The big question I‘ve always heard about pairing is “Doesn‘t that mean each task will take twice the man hours?“. I‘ve seen the research that indicates this just isn‘t true. And now I‘ve experienced and measured it on a real project. We‘ve actually measured iterations where we do pairing against those where we don‘t. We saw no drop in per programmmer velocity. What that means is you really done get twice as much done together as separately. There is no “pair programming penalty“.
Ok, fine, this would mean pairing or not pairing makes no noticable speed difference overall. But this would ignore the quality difference. I ran up against this today in some code that had not been done in pair compared with code that had. It wasn‘t fun. The quality difference was astonishing. It‘s harder to measure design quality of course, but it‘s easy to spot when you see it.

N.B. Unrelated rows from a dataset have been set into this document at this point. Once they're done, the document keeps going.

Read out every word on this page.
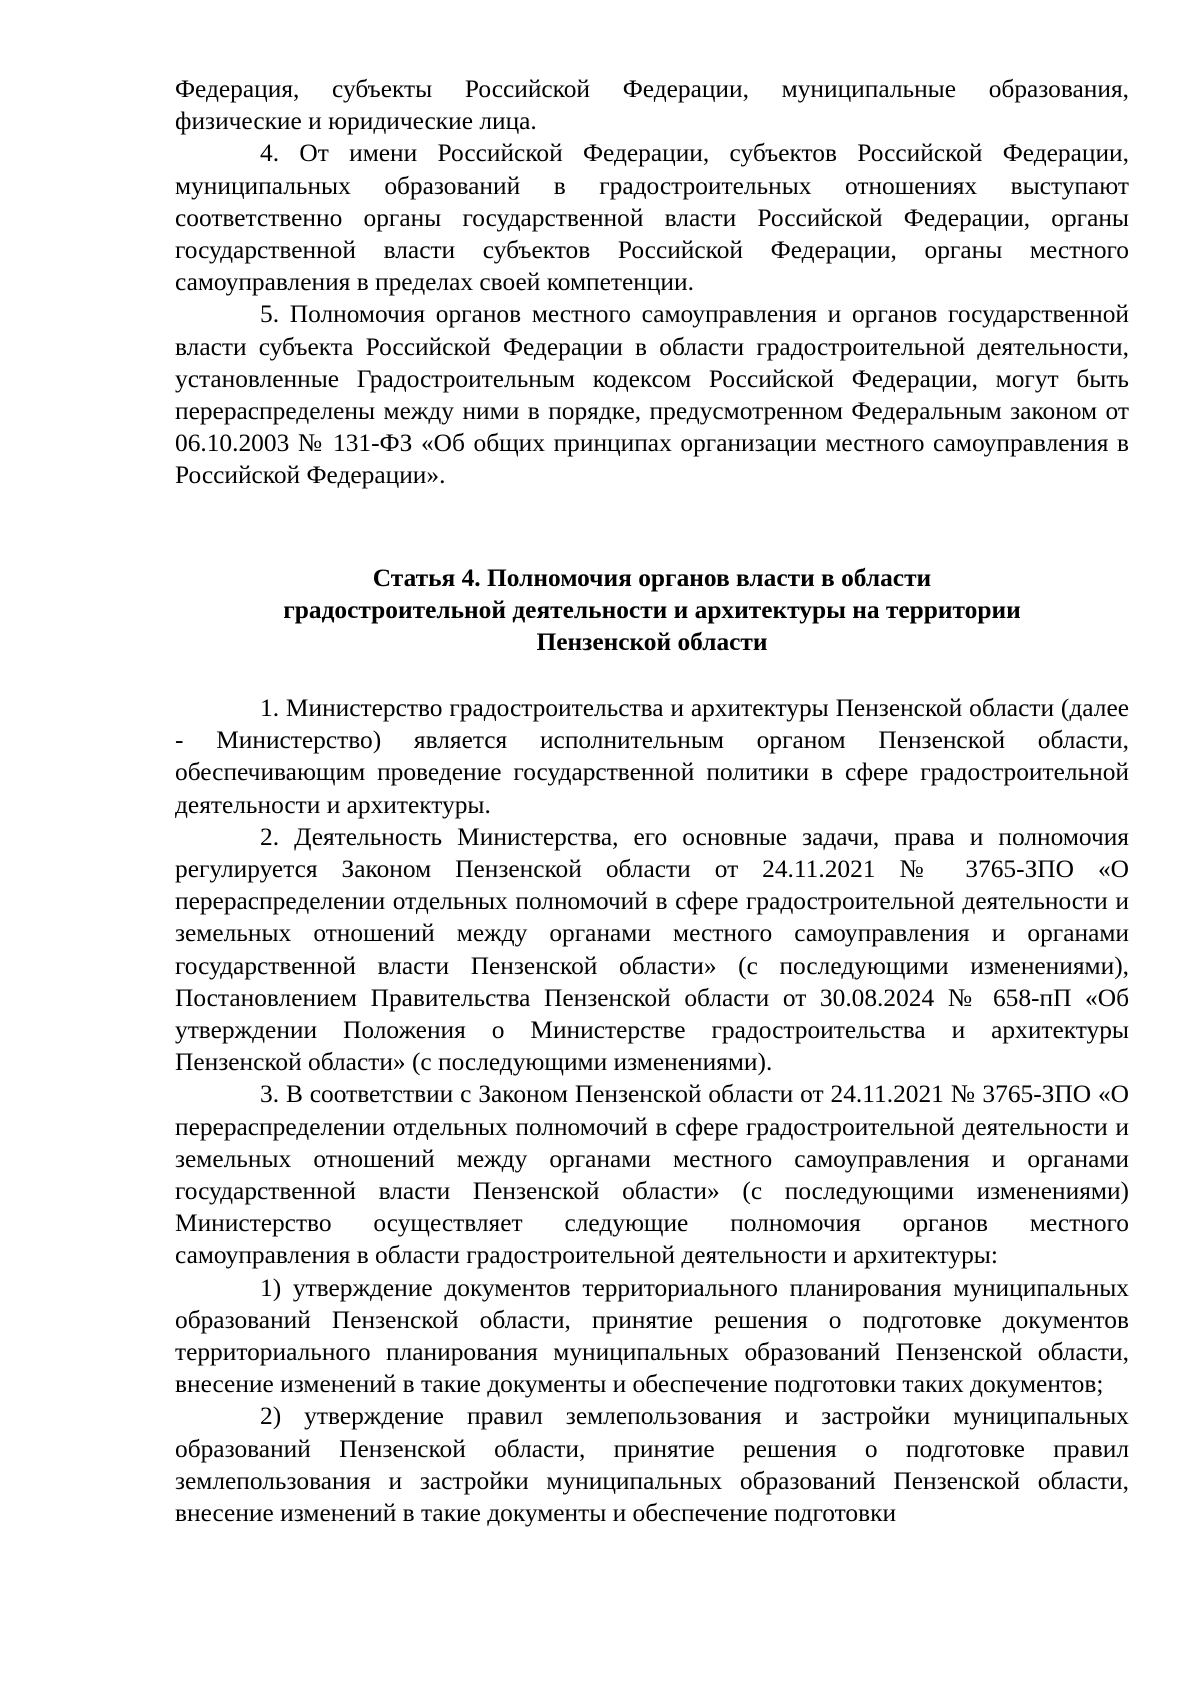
Федерация, субъекты Российской Федерации, муниципальные образования, физические и юридические лица.

4. От имени Российской Федерации, субъектов Российской Федерации, муниципальных образований в градостроительных отношениях выступают соответственно органы государственной власти Российской Федерации, органы государственной власти субъектов Российской Федерации, органы местного самоуправления в пределах своей компетенции.

5. Полномочия органов местного самоуправления и органов государственной власти субъекта Российской Федерации в области градостроительной деятельности, установленные Градостроительным кодексом Российской Федерации, могут быть перераспределены между ними в порядке, предусмотренном Федеральным законом от 06.10.2003 № 131-ФЗ «Об общих принципах организации местного самоуправления в Российской Федерации».

Статья 4. Полномочия органов власти в области
градостроительной деятельности и архитектуры на территории
Пензенской области

1. Министерство градостроительства и архитектуры Пензенской области (далее - Министерство) является исполнительным органом Пензенской области, обеспечивающим проведение государственной политики в сфере градостроительной деятельности и архитектуры.

2. Деятельность Министерства, его основные задачи, права и полномочия регулируется Законом Пензенской области от 24.11.2021 № 3765-ЗПО «О перераспределении отдельных полномочий в сфере градостроительной деятельности и земельных отношений между органами местного самоуправления и органами государственной власти Пензенской области» (с последующими изменениями), Постановлением Правительства Пензенской области от 30.08.2024 № 658-пП «Об утверждении Положения о Министерстве градостроительства и архитектуры Пензенской области» (с последующими изменениями).

3. В соответствии с Законом Пензенской области от 24.11.2021 № 3765-ЗПО «О перераспределении отдельных полномочий в сфере градостроительной деятельности и земельных отношений между органами местного самоуправления и органами государственной власти Пензенской области» (с последующими изменениями) Министерство осуществляет следующие полномочия органов местного самоуправления в области градостроительной деятельности и архитектуры:

1) утверждение документов территориального планирования муниципальных образований Пензенской области, принятие решения о подготовке документов территориального планирования муниципальных образований Пензенской области, внесение изменений в такие документы и обеспечение подготовки таких документов;

2) утверждение правил землепользования и застройки муниципальных образований Пензенской области, принятие решения о подготовке правил землепользования и застройки муниципальных образований Пензенской области, внесение изменений в такие документы и обеспечение подготовки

So when will this, like other XP best practices, “catch on” for real? Soon, I hope.
Thursday, July 13, 2006
So I‘ve had 2 “media events” here recently. Not long ago my tech talk came out on TSSJS. And here today I found a recording of my JavaOne presentation. Listening to yourself is wierd. Watching yourself is even wierder. I couldn‘t even bring myself to watch all of the TSS interview, I made other people watch it for me. I don‘t know why, it was just too strange. I kept wanting to tell myself “Quit saying ‘ya know‘ so much“ or “Man my face looks fat!”.